First off very nice sugjestion Piotus, I think we have some good material to work with here, we should be able to bang together a nice system.

First off to elaborate on some coments on how Engines and Speed are related.

Every component of a ships design has some Mass value including the Engine itself. Engines each have a "Thrust" Value, higher tec Engines generaly have higher Thrust to Mass ratios and lower Thrust to Cost ratios as well.

A ships Manuverability and Acceleration in compat would be equal to its Thrust divided by Total Mass. With low level Engines a ship cant have any better manuverability then the ratio of the Engines Thrust:Mass, and if your put any dead wegiht on the ship (aka Guns, Armor, Sensors) that will slow the ship down even more.

Now I was also thinking that their should be a completly seperate Component that is used to determin top speed in combat, call it the "Deflector" perhaps (Fluff explination is that hydrogen gass in space must be deflected away by an electromagnetic field or else the ship will be slowed). The deflector has a "Deflection" value and much like with speed the value is sumed. A ships Maximum speed is equal to its Deflection:Mass Ratio.

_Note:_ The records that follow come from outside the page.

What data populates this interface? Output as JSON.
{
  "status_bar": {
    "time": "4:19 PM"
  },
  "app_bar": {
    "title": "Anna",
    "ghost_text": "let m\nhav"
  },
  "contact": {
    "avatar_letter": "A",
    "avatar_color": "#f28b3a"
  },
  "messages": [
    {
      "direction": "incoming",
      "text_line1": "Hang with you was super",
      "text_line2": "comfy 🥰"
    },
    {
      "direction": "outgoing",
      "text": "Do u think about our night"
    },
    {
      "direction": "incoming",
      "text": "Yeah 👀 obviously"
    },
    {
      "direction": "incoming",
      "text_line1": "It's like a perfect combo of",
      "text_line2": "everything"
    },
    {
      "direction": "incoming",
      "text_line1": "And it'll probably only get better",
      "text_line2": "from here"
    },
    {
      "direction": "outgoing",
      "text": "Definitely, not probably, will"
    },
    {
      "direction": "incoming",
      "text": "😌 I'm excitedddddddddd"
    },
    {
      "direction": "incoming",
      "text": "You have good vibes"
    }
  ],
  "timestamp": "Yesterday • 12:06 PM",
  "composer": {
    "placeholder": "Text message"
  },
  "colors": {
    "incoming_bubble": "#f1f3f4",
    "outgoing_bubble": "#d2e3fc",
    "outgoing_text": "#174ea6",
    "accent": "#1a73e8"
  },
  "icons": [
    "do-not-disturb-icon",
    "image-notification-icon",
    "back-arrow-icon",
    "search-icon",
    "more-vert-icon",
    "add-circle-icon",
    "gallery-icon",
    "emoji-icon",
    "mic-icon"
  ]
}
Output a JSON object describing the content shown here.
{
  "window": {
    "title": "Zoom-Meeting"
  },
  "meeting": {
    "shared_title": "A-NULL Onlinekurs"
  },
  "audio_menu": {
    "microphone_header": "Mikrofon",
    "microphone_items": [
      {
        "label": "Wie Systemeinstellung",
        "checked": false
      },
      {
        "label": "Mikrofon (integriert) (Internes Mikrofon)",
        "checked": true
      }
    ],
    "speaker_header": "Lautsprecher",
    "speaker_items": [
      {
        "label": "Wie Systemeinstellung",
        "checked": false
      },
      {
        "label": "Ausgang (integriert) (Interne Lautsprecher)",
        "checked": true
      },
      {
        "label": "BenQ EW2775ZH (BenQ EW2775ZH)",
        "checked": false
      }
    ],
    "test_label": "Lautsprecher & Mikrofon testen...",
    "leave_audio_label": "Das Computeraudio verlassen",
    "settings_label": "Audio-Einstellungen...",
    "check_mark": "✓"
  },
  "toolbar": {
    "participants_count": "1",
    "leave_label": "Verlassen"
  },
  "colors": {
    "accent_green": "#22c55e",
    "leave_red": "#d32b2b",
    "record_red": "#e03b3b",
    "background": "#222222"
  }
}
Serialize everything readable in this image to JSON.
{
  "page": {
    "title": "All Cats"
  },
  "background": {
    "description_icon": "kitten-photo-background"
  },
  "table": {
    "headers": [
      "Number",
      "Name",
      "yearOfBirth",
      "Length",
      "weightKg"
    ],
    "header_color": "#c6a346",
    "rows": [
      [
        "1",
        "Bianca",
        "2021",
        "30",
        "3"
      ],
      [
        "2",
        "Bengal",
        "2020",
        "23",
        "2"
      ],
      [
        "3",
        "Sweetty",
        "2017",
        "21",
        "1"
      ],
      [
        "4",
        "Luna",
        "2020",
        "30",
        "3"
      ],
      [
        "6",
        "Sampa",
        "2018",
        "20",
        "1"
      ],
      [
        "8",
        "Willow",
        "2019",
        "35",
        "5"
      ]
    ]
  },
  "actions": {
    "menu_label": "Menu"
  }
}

By spliting Max Speed and Acceleration into 2 completly seperate components we give players some interesting choices to make in ship design. An interesting balance would exist between high speed and high acceleration ships. Speedy ships would need to accelerate over time and come at the enemy but would fly past them and need to loop around to continue the attack, Manuverable ships can quickly engage and disengage but cant outrun or chasse down the Faster ships unless their very close and can "lunge" at them before they can get away.